Berdasarkan SK yang diterima dari pemerintah, mestinya dr. Sudanto hanya memberikan pelayanan kesehatan di Kecamatan Agats dan sekitarnya.

Namun, karena wilayah Asmat yang terdiri atas 4 kecamatan hanya ada 1 dokter, maka ia harus melayani semua kecamatan tersebut tanpa terkecuali. Di Agats, dr. Sudanto mengepalai sebuah puskesmas yang gedungnya merupakan bekas Rumah Sakit Belanda.

Tantangan lain yang mesti dihadapi dr. Sudanto selama bertugas, adalah sering terlambatnya pasokan obat-obatan ataupun sarana kesehatan lainnya.

“Kiriman obat dari pemerintah ataupun lembaga misi selalu terlambat. Pasokan dalam negeri dari pemerintah saja terlambat datang, apalagi dari misi Katolik yang barangnya dikirim dari Amerika dan menempuh perjalanan yang jauh,” kenang dr. Sudanto.

Meski demikian, sebagai dokter yang melayani di pelosok, Sudanto memaklumi bahwa keterbatasan sarana transportasi dan komunikasi di Asmat yang sebagian besar rawa-rawa basah, menyulitkan pengiriman obat-obatan menuju Papua.

“Saya sebagai seorang dokter, tugas saya hanya fokus memeriksa orang sakit saja. Saya tidak berpikir apakah sarana-prasarana mencukupi atau tidak. Dengan berfokus pada pelayanan kita, segala hal bisa dijalani dengan lebih tenang dan mudah tanpa gangguan,” jelasnya.

Sebagai dokter yang sering keluar-masuk perkampungan selama enam tahun pelayanannya di Agats, dr. Sudanto kerap berhadapan dengan berbagai penyakit tropis, dan penyakit masyarakat kecil.

Di antaranya seperti malaria, frambusia (kusta), polio, batuk, TBC, kurang gizi, sampai busung lapar.

“Di Asmat banyak masyarakat menderita kurang gizi, karena memang di sana sulit mendapatkan makanan dengan gizi yang baik. Pertanian juga pada masa itu juga belum berkembang,” katanya.

Rata-rata, penduduk setempat masih menggantungkan hidup dari hasil berburu, menangkap ikan, dan mencari sagu di hutan.

 

Mengabdi Menjadi Pengajar

Selain menjadi dokter, dr. Sudanto juga terus mengabdikan dirinya dengan menjadi tenaga pendidikan, serta mengajar di Fakultas Kesehatan Masyarakat (FKM) Universitas Cenderawasih (Uncen) Jayapura.

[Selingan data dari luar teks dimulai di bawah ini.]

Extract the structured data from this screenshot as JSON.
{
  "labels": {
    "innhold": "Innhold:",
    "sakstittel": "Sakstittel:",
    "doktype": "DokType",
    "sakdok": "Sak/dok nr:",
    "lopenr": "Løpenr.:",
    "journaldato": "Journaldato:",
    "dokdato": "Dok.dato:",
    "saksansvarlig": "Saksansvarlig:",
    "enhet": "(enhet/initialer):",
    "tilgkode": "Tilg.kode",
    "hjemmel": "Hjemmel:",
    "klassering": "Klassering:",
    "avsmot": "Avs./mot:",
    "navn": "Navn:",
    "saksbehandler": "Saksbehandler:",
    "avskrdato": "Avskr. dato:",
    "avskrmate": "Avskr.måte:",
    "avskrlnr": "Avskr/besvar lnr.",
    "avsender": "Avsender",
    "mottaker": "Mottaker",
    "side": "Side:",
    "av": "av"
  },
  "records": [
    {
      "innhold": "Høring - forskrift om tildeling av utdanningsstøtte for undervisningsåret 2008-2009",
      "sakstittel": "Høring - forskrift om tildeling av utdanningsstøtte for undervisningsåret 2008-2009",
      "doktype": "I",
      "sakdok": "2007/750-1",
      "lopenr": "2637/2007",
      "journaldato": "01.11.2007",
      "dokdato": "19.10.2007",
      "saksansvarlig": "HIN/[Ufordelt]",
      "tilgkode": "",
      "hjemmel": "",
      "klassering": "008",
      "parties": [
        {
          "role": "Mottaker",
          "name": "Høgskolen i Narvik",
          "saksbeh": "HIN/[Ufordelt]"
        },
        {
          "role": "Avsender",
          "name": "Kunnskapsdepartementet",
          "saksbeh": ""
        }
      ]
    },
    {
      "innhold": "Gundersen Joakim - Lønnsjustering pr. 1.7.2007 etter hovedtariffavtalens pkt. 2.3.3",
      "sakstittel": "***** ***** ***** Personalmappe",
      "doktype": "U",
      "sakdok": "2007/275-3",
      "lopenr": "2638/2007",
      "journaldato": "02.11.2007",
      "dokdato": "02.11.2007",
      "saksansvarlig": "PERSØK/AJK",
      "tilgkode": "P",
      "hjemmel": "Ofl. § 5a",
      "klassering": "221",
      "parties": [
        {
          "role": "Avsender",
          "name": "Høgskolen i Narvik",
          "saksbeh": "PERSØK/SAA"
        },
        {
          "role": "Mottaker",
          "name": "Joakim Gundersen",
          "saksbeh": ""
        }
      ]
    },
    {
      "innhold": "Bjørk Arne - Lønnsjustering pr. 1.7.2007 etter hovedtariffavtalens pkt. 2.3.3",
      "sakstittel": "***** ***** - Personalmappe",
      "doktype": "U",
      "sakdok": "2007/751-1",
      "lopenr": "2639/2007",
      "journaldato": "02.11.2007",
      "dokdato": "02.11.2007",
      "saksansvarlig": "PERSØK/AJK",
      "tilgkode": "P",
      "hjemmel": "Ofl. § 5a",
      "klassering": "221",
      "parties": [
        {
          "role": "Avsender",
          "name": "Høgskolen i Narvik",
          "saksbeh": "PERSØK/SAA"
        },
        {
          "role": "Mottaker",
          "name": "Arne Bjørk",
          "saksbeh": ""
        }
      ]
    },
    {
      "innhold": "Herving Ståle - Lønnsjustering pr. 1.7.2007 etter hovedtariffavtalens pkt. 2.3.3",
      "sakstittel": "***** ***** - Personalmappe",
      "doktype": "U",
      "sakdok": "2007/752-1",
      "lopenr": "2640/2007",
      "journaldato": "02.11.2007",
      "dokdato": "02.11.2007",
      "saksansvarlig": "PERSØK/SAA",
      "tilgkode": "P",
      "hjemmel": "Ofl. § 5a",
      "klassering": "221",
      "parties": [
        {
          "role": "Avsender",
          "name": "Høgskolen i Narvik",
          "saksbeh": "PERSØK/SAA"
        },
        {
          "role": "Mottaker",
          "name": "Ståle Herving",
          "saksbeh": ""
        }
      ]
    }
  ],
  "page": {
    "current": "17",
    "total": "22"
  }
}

Termasuk juga mengajar di program studi Pendidikan Jasmani dan Kesehatan (Penjaskes) FKIP Uncen, serta beberapa perguruan tinggi swasta di Jayapura.

Atas dedikasi dan jasanya, dr. Sudanto menjadi pemenang kategori Pelopor Pemberdayaan Daerah Tertinggal, Terdepan, Terluar (3T) Alumni Awards 2009 dari UGM.

Walau demikian, bagi Sudanto penghargaan dari instansi bukanlah sesuatu yang ia kejar. Menurutnya yang sangat ia impikan, adalah benar-benar menjadi dokter yang baik di tengah-tengah masyarakat.

“Saat saya dinobatkan sebagai dokter, saya sudah berkeinginan hanya ingin menjadi dokter yang baik. Saya tidak berpikir untuk harus mencari banyak uang, tetapi saya hanya berpikir bagaimana masyarakat harus sembuh. Karena dokter harus menolong dan mendedikasikan dirinya untuk masyarakat. Itu saja keinginan saya,” tutup dr. Sudanto.